My best commute was from Costa Mesa to Irvine, and that still took about 25 minutes to go less than 10 miles most times of the day.
55% of all workers have a commute that takes longer than one hour according to this article: http://toyokeizai.net/articles...
Direct link to info graphic: http://tk.ismcdn.jp/mwimgs/4/0... (maybe you can sort of read it without speaking Japanese)
Based on personal experience and the fact that tech workers don't get paid all that much, this is unlikely to be much different for tech workers. 24 minutes is _maybe_ possible for people who work at Rakuten, which recently moved to the Kanagawa-prefecture border of Tokyo.
(Note: I just recently moved far away from Tokyo to Shimane because of the long commute times.)
How do you afford the admission after paying the crazy rent?
The variety of free or inexpensive events in NYC is overwhelming: symphonies every week in central park in the summer, $20 rush tickets to the Met opera, the Met museum is free, many other major museums have a free day every week, dozens of free concerts literally every day, free public pools, free gallery tours, free yoga and a variety of exercise classes... it goes on and on, a quick look meetup.com can confirm it.
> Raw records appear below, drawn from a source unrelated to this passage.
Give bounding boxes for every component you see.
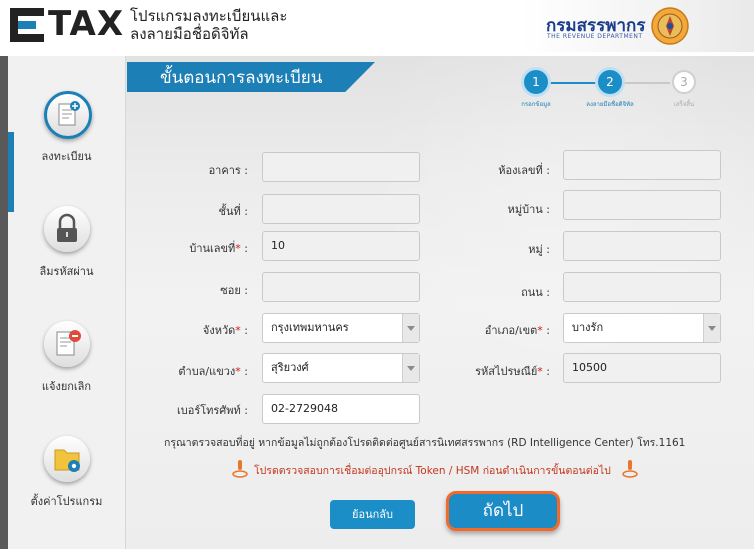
app-title-line1: โปรแกรมลงทะเบียนและ xyxy=(130,7,288,25)
district-select-value: บางรัก xyxy=(572,321,604,334)
token-warning-note: โปรดตรวจสอบการเชื่อมต่ออุปกรณ์ Token / H… xyxy=(254,465,611,477)
district-label: อำเภอ/เขต* : xyxy=(484,324,550,337)
floor-label: ชั้นที่ : xyxy=(218,205,248,218)
logo-text: TAX xyxy=(48,4,125,44)
soi-label: ซอย : xyxy=(220,284,248,297)
sidebar-item-cancel[interactable]: แจ้งยกเลิก xyxy=(8,321,125,431)
revenue-department-emblem-icon xyxy=(651,7,689,45)
district-select[interactable]: บางรัก xyxy=(563,313,721,343)
back-button[interactable]: ย้อนกลับ xyxy=(330,500,415,529)
room-no-input[interactable] xyxy=(563,150,721,180)
province-select[interactable]: กรุงเทพมหานคร xyxy=(262,313,420,343)
house-no-label: บ้านเลขที่* : xyxy=(189,242,248,255)
lock-icon xyxy=(57,213,77,242)
room-no-label: ห้องเลขที่ : xyxy=(498,164,550,177)
sidebar-item-register[interactable]: ลงทะเบียน xyxy=(8,91,125,201)
revenue-department-subtitle: THE REVENUE DEPARTMENT xyxy=(547,33,643,40)
settings-folder-icon xyxy=(54,449,80,472)
moo-label: หมู่ : xyxy=(528,243,550,256)
village-input[interactable] xyxy=(563,190,721,220)
postcode-input[interactable]: 10500 xyxy=(563,353,721,383)
sidebar-item-cancel-circle xyxy=(44,321,90,367)
chevron-down-icon[interactable] xyxy=(402,354,419,382)
sidebar-item-forgot-password-circle xyxy=(44,206,90,252)
building-input[interactable] xyxy=(262,152,420,182)
step-1-circle: 1 xyxy=(524,70,548,94)
sidebar-item-label: ตั้งค่าโปรแกรม xyxy=(30,495,103,508)
phone-label: เบอร์โทรศัพท์ : xyxy=(176,404,248,417)
building-label: อาคาร : xyxy=(208,164,248,177)
next-button[interactable]: ถัดไป xyxy=(446,491,560,531)
sidebar-item-label: ลืมรหัสผ่าน xyxy=(39,265,94,278)
step-connector-1 xyxy=(548,82,596,84)
chevron-down-icon[interactable] xyxy=(703,314,720,342)
sidebar: ลงทะเบียน ลืมรหัสผ่าน แจ้งยกเลิก ตั้งค่า… xyxy=(8,56,126,549)
register-document-icon xyxy=(58,101,80,126)
left-rail-edge xyxy=(0,56,8,549)
subdistrict-select[interactable]: สุริยวงศ์ xyxy=(262,353,420,383)
sidebar-item-label: ลงทะเบียน xyxy=(41,150,92,163)
etax-logo-icon xyxy=(10,8,44,42)
address-info-note: กรุณาตรวจสอบที่อยู่ หากข้อมูลไม่ถูกต้องโ… xyxy=(164,437,686,449)
province-select-value: กรุงเทพมหานคร xyxy=(271,321,349,334)
sidebar-item-forgot-password[interactable]: ลืมรหัสผ่าน xyxy=(8,206,125,316)
chevron-down-icon[interactable] xyxy=(402,314,419,342)
house-no-input[interactable]: 10 xyxy=(262,231,420,261)
step-connector-2 xyxy=(622,82,670,84)
step-3-label: เสร็จสิ้น xyxy=(673,101,695,108)
app-title-line2: ลงลายมือชื่อดิจิทัล xyxy=(130,25,249,43)
step-1-label: กรอกข้อมูล xyxy=(521,101,551,108)
subdistrict-label: ตำบล/แขวง* : xyxy=(178,365,248,378)
step-3-circle: 3 xyxy=(672,70,696,94)
cancel-document-icon xyxy=(56,330,81,356)
page-title: ขั้นตอนการลงทะเบียน xyxy=(160,68,323,88)
moo-input[interactable] xyxy=(563,231,721,261)
phone-input[interactable]: 02-2729048 xyxy=(262,394,420,424)
road-input[interactable] xyxy=(563,272,721,302)
step-2-circle: 2 xyxy=(598,70,622,94)
subdistrict-select-value: สุริยวงศ์ xyxy=(271,361,309,374)
floor-input[interactable] xyxy=(262,194,420,224)
sidebar-item-settings[interactable]: ตั้งค่าโปรแกรม xyxy=(8,436,125,546)
step-2-label: ลงลายมือชื่อดิจิทัล xyxy=(586,101,634,108)
sidebar-item-label: แจ้งยกเลิก xyxy=(41,380,92,393)
sidebar-item-settings-circle xyxy=(44,436,90,482)
soi-input[interactable] xyxy=(262,272,420,302)
village-label: หมู่บ้าน : xyxy=(507,203,550,216)
sidebar-item-register-circle xyxy=(44,91,92,139)
app-title: โปรแกรมลงทะเบียนและ ลงลายมือชื่อดิจิทัล xyxy=(130,7,287,43)
province-label: จังหวัด* : xyxy=(202,324,248,337)
road-label: ถนน : xyxy=(521,286,550,299)
warning-lamp-icon-right xyxy=(622,460,638,478)
postcode-label: รหัสไปรษณีย์* : xyxy=(475,365,550,378)
warning-lamp-icon-left xyxy=(232,460,248,478)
If you want plush treatment, you pay, but being broke is no excuse for not doing stuff here. Besides, what good is money if you're not enjoying it.
Fast Federal Court and I.T.C. updates
I commute to Stockholm daily (ranked 3rd in journey times). My commute takes a bit over an hour each way (75 minutes or there abouts).
If you can afford a downtown apartment, and were on the apartment waiting lists before your Swedish grandparents were born, then your commute could be more like how the survey considers it. Otherwise if your not so lucky (or like me you have moved here from overseas) then an hours commute is the norm.
Be a reasonably successful professional in a high paying field. This is slashdot... its safe too assume most people here aren't slinging chalupas at Taco Bell for a living.